My two tips from this year are represented in this track, which I made from a Pure Data patch I’ve enjoyed constructing and playing around with a lot this year. I use Automatonism in Pure Data, which I find to be an incredible tool that really opened up ‘computer music’ for me.
The first tip is to use the Parameter Nudge module in Autom, which will when triggered (either by button press or by a trigger signal) nudge every parameter in the whole patch by a certain (adjustable) amount. This has fantastic potential for creating generative systems, controlled randomness or absolute chaos. I don’t use modular, but even if I did I would not be able to tweak every knob in the rack several times a second!
The second tip is pretty basic, but it was valuable to me: get a midi controller! I always associated MIDI with keyboards predominantly, which doesn’t do much for me as I’m not playing songs or writing melodies. But I picked up a nice and cheap Nanokontrol this year so that I could control Pd / Autom patches with knobs and sliders over MIDI CC, and it’s made a huge difference.
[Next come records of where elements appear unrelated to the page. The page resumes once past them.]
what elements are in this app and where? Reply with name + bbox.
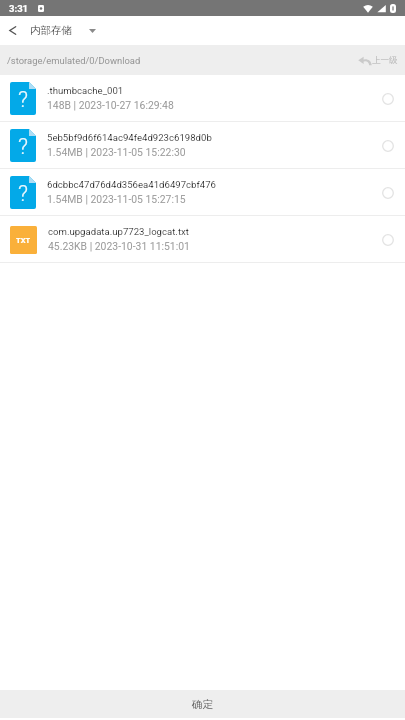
button[interactable]: TXT (0, 216, 405, 263)
button[interactable]: Select (376, 228, 400, 252)
staticText: 148B | 2023-10-27 16:29:48 (47, 99, 174, 111)
button[interactable]: ? (0, 169, 405, 216)
staticText: ? (18, 181, 28, 207)
button[interactable]: Expand (82, 20, 102, 42)
staticText: /storage/emulated/0/Download (7, 55, 141, 66)
staticText: 45.23KB | 2023-10-31 11:51:01 (48, 240, 190, 252)
staticText: 1.54MB | 2023-11-05 15:27:15 (47, 193, 186, 205)
button[interactable]: 确定 (0, 690, 405, 718)
staticText: 3:31 (9, 3, 29, 14)
button[interactable]: ? (0, 75, 405, 122)
button[interactable]: 上一级 (357, 55, 399, 66)
staticText: 6dcbbc47d76d4d356ea41d6497cbf476 (47, 179, 216, 190)
staticText: TXT (16, 236, 31, 245)
staticText: 上一级 (372, 55, 398, 66)
staticText: .thumbcache_001 (47, 85, 124, 96)
button[interactable]: Select (376, 87, 400, 111)
button[interactable]: Back (0, 16, 24, 45)
button[interactable]: ? (0, 122, 405, 169)
button[interactable]: Select (376, 181, 400, 205)
staticText: 内部存储 (30, 24, 72, 37)
staticText: 确定 (192, 698, 213, 711)
staticText: 1.54MB | 2023-11-05 15:22:30 (47, 146, 186, 158)
staticText: ? (18, 87, 28, 113)
button[interactable]: Select (376, 134, 400, 158)
staticText: ? (18, 134, 28, 160)
staticText: 5eb5bf9d6f614ac94fe4d923c6198d0b (47, 132, 212, 143)
staticText: com.upgadata.up7723_logcat.txt (48, 226, 189, 237)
As I can map the controls freely, I’m essentially building instruments and playable systems now, which opens up a huge amount of potential. (Old news to most lines folks I’m sure…)
The first half of this track is a generative chaos patch ‘frozen’, e.g. I’ve switched off the master clock, so no parameters are being nudged, and I’m fading the four channels up and down with the controller. Then I trigger the master clock on, and the nudges start firing again and the soundscape gets very fast and busy and noisy. I continue to work on the channel faders throughout. Enjoy!